Telemental Health Certified Badge by Person Centered Tech

I am a Certified Telemental Health practitioner, and offer therapy via Telehealth services only right now. While my practice is based in Corvallis, Oregon, I am able to see any client that is in Oregon or Washington during the time of services. Telehealth requires that clients ensure they have a private space, and a reliable computer and internet connection in order for us to meet. I do not recommend services by smartphone or in your parked car. Most importantly, we need to be able to see each other’s faces in order to attune to one another and make your therapy work. Couples and families should be in the same room with one another during sessions, whenever possible.

Scheduling

My hours for meeting with clients are typically Monday-Friday, 8:30-2:30. I generally offer clients a regular weekly time that they can count on. I work about 45 weeks out of the year, often taking two weeks off in the winter, four in the summer, and one more whenever it’s needed.  Clients I work with should be confident in their ability to take these weeks away from therapy, and, I hope, are able to access their own time off and breaks as well.  Short pauses in treatment can sometimes clarify the work that’s still needed, but they can highlight how much progress clients have made, too.

 

fees & insurance

I charge $185 for a 55 min therapy session. Longer and shorter sessions are prorated on this same fee ratio, and intake sessions are charged at $250. I accept major credit, debit and HSA cards through my Client Portal, and am unable to accept cash, checks or other forms of payment. Clients generally work with me on a weekly or twice a month basis, from six months to two or more years.
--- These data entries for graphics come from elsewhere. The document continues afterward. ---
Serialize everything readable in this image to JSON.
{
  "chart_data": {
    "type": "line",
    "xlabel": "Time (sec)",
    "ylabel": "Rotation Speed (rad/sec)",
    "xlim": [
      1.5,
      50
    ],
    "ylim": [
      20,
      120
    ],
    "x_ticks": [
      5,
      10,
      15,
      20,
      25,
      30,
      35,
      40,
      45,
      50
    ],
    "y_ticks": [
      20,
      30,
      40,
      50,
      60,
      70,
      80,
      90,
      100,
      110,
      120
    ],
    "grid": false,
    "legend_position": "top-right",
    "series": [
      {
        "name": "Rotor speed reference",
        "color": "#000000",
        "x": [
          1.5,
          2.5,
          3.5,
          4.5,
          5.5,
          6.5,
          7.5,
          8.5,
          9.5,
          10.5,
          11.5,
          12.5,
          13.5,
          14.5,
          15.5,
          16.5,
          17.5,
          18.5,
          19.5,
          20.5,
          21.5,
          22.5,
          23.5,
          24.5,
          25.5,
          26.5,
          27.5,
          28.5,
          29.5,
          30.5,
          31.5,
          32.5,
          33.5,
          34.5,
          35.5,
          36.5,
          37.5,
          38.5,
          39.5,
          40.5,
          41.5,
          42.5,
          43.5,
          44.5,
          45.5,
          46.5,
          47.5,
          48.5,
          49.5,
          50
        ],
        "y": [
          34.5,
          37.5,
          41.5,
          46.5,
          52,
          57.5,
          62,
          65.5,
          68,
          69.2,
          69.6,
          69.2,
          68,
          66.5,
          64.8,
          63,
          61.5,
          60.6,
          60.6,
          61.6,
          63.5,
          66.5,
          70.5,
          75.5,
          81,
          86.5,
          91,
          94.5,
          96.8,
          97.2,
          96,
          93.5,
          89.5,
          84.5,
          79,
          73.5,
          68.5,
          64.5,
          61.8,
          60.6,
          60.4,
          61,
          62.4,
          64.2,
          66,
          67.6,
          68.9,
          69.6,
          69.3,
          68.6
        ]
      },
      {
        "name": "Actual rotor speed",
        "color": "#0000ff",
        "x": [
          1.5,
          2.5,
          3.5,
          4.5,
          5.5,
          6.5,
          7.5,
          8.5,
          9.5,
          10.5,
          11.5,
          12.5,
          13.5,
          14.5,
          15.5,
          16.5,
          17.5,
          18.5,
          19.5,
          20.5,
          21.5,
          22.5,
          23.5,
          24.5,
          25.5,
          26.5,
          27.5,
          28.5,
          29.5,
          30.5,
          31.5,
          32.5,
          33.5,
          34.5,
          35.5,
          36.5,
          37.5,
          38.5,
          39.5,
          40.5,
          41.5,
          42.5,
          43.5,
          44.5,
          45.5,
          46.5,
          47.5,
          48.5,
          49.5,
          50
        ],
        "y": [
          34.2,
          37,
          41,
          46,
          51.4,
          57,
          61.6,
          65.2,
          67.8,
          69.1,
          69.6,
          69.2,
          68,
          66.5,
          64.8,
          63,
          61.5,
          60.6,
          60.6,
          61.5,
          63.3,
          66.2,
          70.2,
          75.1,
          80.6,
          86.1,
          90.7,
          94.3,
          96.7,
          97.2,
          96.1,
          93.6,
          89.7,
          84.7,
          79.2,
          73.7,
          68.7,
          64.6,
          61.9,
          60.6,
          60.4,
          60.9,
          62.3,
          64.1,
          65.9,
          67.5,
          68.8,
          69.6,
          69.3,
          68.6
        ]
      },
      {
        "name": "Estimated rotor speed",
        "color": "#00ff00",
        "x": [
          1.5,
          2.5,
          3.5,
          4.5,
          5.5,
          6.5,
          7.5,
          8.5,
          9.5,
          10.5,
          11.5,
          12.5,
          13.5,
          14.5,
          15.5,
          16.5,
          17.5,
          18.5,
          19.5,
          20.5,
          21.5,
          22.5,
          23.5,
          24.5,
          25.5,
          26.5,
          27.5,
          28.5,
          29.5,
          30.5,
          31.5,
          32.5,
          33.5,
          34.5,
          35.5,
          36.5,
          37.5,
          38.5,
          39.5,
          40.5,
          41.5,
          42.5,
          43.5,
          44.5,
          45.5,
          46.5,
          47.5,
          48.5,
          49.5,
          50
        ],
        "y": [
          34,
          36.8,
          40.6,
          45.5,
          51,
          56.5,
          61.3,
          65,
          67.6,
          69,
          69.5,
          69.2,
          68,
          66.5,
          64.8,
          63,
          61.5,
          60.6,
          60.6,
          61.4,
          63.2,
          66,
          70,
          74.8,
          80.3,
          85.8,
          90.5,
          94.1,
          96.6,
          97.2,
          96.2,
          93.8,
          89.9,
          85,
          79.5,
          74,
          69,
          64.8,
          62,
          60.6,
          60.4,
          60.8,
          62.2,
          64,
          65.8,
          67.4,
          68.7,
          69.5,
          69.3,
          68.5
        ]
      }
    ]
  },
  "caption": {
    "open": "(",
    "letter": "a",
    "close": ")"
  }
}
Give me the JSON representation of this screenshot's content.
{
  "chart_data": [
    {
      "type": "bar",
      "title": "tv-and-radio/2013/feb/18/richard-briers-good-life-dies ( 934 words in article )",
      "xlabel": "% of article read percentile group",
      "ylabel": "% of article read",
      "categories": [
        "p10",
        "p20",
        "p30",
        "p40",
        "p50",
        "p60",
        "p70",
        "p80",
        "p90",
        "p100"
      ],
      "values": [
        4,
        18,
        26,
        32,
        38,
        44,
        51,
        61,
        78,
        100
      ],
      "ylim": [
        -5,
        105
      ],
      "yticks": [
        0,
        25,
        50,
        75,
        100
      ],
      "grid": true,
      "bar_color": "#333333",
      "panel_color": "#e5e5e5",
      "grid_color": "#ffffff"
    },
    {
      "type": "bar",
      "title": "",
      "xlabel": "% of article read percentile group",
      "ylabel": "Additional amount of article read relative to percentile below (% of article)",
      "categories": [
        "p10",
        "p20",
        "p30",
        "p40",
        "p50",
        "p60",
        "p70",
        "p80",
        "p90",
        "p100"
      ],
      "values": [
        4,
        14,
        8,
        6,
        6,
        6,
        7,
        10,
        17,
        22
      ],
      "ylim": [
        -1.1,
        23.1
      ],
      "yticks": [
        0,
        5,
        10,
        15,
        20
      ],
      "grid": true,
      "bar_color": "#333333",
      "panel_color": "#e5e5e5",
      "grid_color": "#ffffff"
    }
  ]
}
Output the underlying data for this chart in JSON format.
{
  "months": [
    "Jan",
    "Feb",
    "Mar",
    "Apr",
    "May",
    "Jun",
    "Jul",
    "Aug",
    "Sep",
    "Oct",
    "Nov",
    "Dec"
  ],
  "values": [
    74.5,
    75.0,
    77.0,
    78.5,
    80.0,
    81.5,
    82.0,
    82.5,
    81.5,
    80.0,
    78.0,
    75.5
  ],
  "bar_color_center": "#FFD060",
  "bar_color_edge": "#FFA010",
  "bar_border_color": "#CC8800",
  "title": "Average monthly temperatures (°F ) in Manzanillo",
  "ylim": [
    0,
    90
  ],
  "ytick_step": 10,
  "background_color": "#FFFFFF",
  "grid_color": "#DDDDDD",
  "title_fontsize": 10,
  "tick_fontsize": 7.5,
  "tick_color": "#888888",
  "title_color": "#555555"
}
If you pay out of pocket for services and do not wish to utilize insurance benefits, you have the right to a Good Faith Estimate of the cost for services that are reasonably expected to address your mental health care needs.

Utilizing Insurance: Insurance companies reserve the right to review clients’ therapy records to determine whether or not they have a mental health disorder that warrants “medical necessity” for covered for services. I am currently In-Network (INN) with PacificSource, Cigna-Evernorth, Moda and Aetna insurance plans, and am able to submit insurance claims directly to them, while clients pay their copay or deductible at the time of service. If clients want to utilize an insurance plan for which I am Out of Network (OON), the client pays my full fee at each session, and is later reimbursed by their insurance company for whatever portion of my fee their plan allows as payment. This OON reimbursement is obtained through an insurance claim that either the client or I can submit.

 

crisis resources

None of us are immune to crisis, and sometimes we need help right away. My services are not set up to provide 24/7 support to clients, and while I always want to know when clients are in crisis and need help, I cannot speak with them beyond our scheduled time. For immediate support, I recommend clients call the Crisis Line in their County, or the National Suicide and Crisis Hotline, 988. For specific addiction support, clients should call Lines of Life. Sometimes, clients’ needs grow beyond what I am able to provide support for in ongoing sessions. When this happens, I refer clients out to other therapists, treatment centers, or outpatient programs. It is always my aim that clients and I make these choices together and transparently, and in the most supported way possible.